By Donna Miles
American Forces Press Service
Jan. 21, 2010 - An al-Qaida-backed terror syndicate is focused on destabilizing South Asia and stoking tensions between India and Afghanistan, Defense Secretary Robert M. Gates told reporters yesterday.
Speaking at a news conference after meetings with Indian leaders, Gates emphasized "the magnitude of the threat" the region faces in light of al-Qaida, Taliban, Tehrik-e-Taliban and Lashkar-e-Taiba elements, all working toward common goals.
Groups operating under the al-Qaida umbrella in Pakistan's Northwest Frontier Province, probably in North Waziristan, are orchestrating attacks using one element in Afghanistan, he said. Meanwhile, another element of the Taliban in Pakistan is being used to attack targets there, destabilizing the region. At the same time, Lashkar-e-Taiba, the separatist group blamed for the 2008 attacks in Mumbai, India, is planning new attacks in India.

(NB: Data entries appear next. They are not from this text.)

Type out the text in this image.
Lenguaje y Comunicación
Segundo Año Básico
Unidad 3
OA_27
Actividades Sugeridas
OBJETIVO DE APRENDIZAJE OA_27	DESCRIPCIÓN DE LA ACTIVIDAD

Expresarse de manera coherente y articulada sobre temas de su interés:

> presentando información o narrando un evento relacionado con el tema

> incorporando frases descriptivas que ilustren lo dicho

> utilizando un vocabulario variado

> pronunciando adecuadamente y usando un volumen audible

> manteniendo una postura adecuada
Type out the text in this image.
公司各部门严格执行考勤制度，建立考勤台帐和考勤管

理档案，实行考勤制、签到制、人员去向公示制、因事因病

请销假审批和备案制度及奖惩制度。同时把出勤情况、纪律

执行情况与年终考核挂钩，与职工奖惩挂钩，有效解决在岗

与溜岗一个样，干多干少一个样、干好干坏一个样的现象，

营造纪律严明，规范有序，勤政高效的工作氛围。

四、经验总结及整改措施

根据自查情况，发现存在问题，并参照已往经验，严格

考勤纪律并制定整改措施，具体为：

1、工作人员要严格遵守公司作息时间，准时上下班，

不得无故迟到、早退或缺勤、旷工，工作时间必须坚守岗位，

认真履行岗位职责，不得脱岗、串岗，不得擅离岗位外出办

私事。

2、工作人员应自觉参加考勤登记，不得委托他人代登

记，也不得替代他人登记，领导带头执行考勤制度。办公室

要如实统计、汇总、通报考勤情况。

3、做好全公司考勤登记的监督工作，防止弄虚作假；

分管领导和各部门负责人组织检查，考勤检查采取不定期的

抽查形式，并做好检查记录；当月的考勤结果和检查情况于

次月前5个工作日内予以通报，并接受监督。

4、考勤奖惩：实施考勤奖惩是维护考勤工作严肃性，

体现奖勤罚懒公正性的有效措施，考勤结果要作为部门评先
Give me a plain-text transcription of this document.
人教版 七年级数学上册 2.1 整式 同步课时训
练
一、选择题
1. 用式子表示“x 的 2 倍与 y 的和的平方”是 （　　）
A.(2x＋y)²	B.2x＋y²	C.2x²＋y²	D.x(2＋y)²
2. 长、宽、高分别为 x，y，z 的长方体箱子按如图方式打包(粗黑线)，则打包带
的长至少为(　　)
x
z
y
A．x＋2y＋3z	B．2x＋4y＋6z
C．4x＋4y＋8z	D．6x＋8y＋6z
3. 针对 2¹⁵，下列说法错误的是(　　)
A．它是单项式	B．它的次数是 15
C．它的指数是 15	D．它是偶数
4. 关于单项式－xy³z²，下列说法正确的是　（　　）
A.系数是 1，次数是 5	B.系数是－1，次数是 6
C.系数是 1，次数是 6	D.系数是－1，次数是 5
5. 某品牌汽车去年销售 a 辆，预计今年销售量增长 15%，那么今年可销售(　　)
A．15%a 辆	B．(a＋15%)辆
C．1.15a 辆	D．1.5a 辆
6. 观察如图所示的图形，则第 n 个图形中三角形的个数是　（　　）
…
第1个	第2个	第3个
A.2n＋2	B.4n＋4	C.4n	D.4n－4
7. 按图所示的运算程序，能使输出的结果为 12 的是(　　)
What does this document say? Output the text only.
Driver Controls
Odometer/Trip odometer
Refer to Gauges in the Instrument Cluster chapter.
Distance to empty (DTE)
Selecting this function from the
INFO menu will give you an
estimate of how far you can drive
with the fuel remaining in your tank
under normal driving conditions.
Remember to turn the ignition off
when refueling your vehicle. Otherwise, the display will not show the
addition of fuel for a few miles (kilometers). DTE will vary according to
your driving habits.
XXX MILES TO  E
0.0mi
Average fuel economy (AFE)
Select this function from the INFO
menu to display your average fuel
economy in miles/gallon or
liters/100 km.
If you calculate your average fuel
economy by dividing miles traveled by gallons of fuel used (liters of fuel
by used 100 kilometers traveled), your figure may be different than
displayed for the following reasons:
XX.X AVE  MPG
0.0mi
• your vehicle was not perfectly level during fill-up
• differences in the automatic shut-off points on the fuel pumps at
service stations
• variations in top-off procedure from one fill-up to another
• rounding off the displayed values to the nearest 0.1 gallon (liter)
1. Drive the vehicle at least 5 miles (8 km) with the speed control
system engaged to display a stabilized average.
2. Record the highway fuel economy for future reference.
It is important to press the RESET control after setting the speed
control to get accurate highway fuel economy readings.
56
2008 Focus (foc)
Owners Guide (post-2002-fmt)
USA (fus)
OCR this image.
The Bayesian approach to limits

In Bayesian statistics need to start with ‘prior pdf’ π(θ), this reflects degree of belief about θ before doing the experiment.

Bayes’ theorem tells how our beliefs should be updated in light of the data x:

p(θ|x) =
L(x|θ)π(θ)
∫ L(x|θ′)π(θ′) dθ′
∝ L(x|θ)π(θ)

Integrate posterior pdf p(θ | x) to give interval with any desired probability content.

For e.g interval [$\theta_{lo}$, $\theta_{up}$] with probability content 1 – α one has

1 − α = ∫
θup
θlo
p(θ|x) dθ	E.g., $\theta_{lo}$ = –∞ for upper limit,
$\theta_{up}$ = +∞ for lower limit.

"It's a very complicated situation. I think it's very dangerous for the region as a whole," Gates said. "I also think it's dangerous to single out any one of these groups and say if we could beat that group that will solve the problem -- because they are, in effect, a syndicate of terrorist operators intending to destabilize this entire region.
"What we see is that the success of any one of these groups leads to new capabilities and new reputation for all," he continued. "A victory for one is a victory for all."
Gates said he talked with the Indian leaders he met with here about the destabilizing nature of the alliance in the region, and the risk that it will attempt more high-visibility attacks such as the ones that rocked Mumbai.
India demonstrated "great restraint and statesmanship" following that event, Gates told reporters, but he recognized that it could be hard-pressed to maintain that posture if a similar incident occurred again.
"I think it's not unreasonable to assume that Indian patience would be limited were there to be further attacks," he said.
Confronting this threat requires the entire region to understand its magnitude and work together to reduce or eliminate it, Gates said. "It does require a high level of cooperation among us all," he said.